Resources & Considerations
There are excellent resources at Wesleyan for the prospective graduate student. Professors are one of your best resources because they have completed the entire graduate process from filling out applications to the job search following graduate work. Also, check with alumni who are doing the work you want to do. Ask them about their educational experiences. The Career Center's alumni network (WesCAN) is a good place to begin.
Before you can begin selecting schools, you need to define your goals and decide what it is you hope to gain from graduate school. If you have decided what career you are striving for and have done some basic research, you probably have a good sense of which degree you will need. You should know whether you need to earn a Master's or Ph.D. or one of the variations of each (i.e. M.Ed., M.S.W., Psy.D.). You should also have a sense of the specialty you're after. Defining these goals will make the selection process much easier, because you will know exactly what you are looking for in a program, and whether a particular school can satisfy your criteria.
- Reading: Examine professional journals and publications. They will provide you with important insight on your field. Know that graduate studies require extensive amounts of independent reading.

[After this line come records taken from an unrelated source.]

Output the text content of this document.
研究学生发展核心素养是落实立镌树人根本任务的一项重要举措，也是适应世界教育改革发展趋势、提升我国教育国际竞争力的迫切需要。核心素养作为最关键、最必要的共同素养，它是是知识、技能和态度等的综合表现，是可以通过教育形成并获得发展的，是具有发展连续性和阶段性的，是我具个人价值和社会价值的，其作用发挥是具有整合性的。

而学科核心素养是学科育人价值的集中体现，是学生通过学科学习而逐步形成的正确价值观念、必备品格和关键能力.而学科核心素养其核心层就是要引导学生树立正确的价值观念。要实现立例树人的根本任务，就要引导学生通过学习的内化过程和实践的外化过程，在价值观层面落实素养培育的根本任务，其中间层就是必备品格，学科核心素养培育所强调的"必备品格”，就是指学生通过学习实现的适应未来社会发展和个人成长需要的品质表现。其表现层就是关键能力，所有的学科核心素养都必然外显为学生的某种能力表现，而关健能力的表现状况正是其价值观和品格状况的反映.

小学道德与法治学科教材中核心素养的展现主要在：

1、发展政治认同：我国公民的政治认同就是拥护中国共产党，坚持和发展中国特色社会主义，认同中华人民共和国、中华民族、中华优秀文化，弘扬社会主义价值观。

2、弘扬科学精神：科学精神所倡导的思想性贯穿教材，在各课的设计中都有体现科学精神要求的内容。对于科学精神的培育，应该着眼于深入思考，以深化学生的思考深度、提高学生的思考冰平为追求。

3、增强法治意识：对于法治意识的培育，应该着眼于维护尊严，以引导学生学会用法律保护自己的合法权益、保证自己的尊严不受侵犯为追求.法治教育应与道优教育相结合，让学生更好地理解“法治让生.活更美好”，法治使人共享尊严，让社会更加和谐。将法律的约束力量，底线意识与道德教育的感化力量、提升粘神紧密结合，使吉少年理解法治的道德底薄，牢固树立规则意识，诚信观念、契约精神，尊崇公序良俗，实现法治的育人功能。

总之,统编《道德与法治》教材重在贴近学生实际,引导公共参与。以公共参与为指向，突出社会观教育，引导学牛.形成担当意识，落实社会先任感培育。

- Writing: A major part of graduate work involves writing. You will be expected to write as much, if not more than you did in college (depending on your major). Often the final product is a thesis or some extensive work on a particular subject.
- Statistics: Most graduate programs require a statistics course. You may want to take a statistics course as an undergraduate or during the summer to prepare yourself for this course, especially if you have not taken a mathematics course recently.
- Presentations: You will be expected to deliver presentations in graduate school. If you become a teaching assistant, you can count on addressing crowds often. To prepare for this, practice speaking to groups as often as you can. Student organizations often provide exciting speaking opportunities.
- Research: Library research skills are a vital component of graduate study. Be prepared for extensive research even if you are not doing dissertation work. If you become involved as a research assistant, you will have research for your professor as well as your own.
- Organizational Skills: Graduate school will require you to juggle a variety of assignments and activities. You may also be involved as a teaching or research assistant. The better the organizational skills you have, the easier it will be to manage several demanding responsibilities.
- Motivation: You need to want to be in a particular program. Do not jump into a graduate program too quickly. Examine all of your options carefully.
- Timing: Consider your options. Time away from an academic environment is often valuable and graduate schools look favorably on applicants who make a conscious decision to gain experience and then return to school.
- Qualifications: Choose a program most appropriate to your academic level and experience. Before applying to a program assess the qualities that you have with those of the department.
- Economics: Graduate school can be very expensive. Explore all options through the graduate school you plan to attend in addition to seeking out books and internet sites on grants, fellowships and scholarships for graduate study.
Once you have decided what degree you will need, you need to start examining specific programs to find the ones that best suit you. You also need to evaluate what you have to offer. Barron's, Peterson's or Arco publish listings of graduate programs. These publications list addresses, program offerings, tuition costs, degree requirements and the relative competitiveness of each school. The information is very basic, but can give you an idea of what the schools can offer. These books are generally indexed by program and by geographic location. Your goal, at this point, should be to find 5-10 schools that interest you. Try to get a mix of schools in terms of selectivity.
Now your job is to contact these schools and request catalogs, financial information, applications and anything else you might want. As the material arrives, read it carefully. Learn as much as you can about each program. Now your task is to evaluate your own qualifications.